Habló desde la situación actual de la empresa hasta anécdotas de la infancia, e incluso mencionó aquella vez, en su primera cita, en la que ella cayó en la fuente y pasó una vergüenza terrible. Si hubiera sido antes, Gloria ya estaría con la cara roja, tapándole la boca rápidamente.
Pero ahora, solo miraba por la ventana, sin decir una palabra.
La antigua casa de la familia Torres estaba llena de luces.
Apenas Gloria puso un pie en el salón, vio a Carmen sentada en el sofá, mientras Doña Raquel le tomaba la mano cariñosamente y le hablaba.
Abelardo enseguida le sujetó la mano. —Es la abuela quien quiso verla. No te lo dije porque tenía miedo de que te enfadaras...
Ella retiró suavemente la mano. —No importa.
De verdad ya no le importaba.
Doña Raquel sonreía bondadosa mientras sujetaba la mano de Carmen, pero al girarse hacia Gloria, su expresión se volvió fría al instante. —¡Llevas tanto tiempo casada y todavía no has tenido un hijo! ¡Carmen es diferente, es tan adorable! Tienes que venir a visitarme más a menudo...
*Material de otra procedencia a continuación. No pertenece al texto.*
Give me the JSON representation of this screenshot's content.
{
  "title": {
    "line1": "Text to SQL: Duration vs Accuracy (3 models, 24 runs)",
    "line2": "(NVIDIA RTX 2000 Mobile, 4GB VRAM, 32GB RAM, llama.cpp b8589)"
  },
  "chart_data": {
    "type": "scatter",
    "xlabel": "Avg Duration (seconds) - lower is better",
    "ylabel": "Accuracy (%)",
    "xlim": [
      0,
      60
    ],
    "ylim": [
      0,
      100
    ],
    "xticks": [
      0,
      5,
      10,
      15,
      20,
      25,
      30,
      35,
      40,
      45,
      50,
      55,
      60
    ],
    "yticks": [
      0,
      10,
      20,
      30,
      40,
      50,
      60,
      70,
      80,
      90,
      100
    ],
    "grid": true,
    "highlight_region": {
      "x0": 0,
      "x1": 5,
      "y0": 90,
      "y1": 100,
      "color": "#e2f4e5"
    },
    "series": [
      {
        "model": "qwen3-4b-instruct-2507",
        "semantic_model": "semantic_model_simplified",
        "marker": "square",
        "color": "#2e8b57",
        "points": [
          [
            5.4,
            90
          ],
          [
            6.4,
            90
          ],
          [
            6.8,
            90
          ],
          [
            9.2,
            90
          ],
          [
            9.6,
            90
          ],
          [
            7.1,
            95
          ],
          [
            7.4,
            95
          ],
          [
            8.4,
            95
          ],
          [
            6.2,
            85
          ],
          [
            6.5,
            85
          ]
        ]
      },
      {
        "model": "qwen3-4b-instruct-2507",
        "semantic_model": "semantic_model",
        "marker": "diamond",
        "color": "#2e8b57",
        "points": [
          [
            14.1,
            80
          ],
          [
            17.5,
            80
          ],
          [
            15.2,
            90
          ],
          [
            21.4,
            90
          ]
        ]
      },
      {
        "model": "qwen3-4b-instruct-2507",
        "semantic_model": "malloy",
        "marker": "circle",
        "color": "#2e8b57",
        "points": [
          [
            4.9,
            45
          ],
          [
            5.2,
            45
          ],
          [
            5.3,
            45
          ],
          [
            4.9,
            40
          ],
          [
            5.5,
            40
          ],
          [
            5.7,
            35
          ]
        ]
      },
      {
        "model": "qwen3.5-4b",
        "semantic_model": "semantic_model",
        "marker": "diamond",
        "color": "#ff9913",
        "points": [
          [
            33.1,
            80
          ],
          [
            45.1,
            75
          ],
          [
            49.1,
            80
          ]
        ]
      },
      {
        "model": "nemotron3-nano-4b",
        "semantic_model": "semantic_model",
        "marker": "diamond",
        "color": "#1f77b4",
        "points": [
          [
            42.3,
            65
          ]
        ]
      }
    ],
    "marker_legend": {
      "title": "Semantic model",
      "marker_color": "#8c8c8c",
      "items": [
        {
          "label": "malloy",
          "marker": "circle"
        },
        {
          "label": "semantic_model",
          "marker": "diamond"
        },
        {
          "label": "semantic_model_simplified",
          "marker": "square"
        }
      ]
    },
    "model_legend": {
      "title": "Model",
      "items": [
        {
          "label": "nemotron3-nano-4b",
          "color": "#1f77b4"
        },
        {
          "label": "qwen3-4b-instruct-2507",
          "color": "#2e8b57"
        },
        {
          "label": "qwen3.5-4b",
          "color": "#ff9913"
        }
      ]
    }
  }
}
La mano de Gloria se detuvo por un momento. ¿En qué momento cambió todo? Antes, Doña Raquel la quería como a una nieta propia.
¿Desde cuándo empezó el cambio? Quizá desde el instante en que ella dijo que "no quería tener hijos".
Pero decidir no tener hijos nunca fue solo cosa suya.
Todavía recordaba aquella noche lluviosa después de la propuesta de matrimonio. Por la ansiedad previa a la boda, se había escondido en casa de una amiga y no se atrevía a ver a Abelardo.
Él recorrió toda la ciudad bajo la lluvia, hasta que finalmente, a las tres de la madrugada, abrió la puerta de la casa de su amiga y, empapado, se arrodilló delante de ella. —Glori, ¿qué he hecho mal?
Ella lloraba sin poder respirar. —Tengo miedo... miedo al dolor...miedo a casarme... y más aún, miedo a tener hijos...
¿Y qué le respondió Abelardo en aquel momento?
Le sostuvo la cara entre las manos y le prometió con seriedad. —Entonces, no tendremos hijos. Si la familia insiste, yo diré que el problema es mío.
Pero ahora, aquel hombre que juraba que "no podía tener hijos", estaba preparando leche para embarazadas con sumo cuidado para Carmen.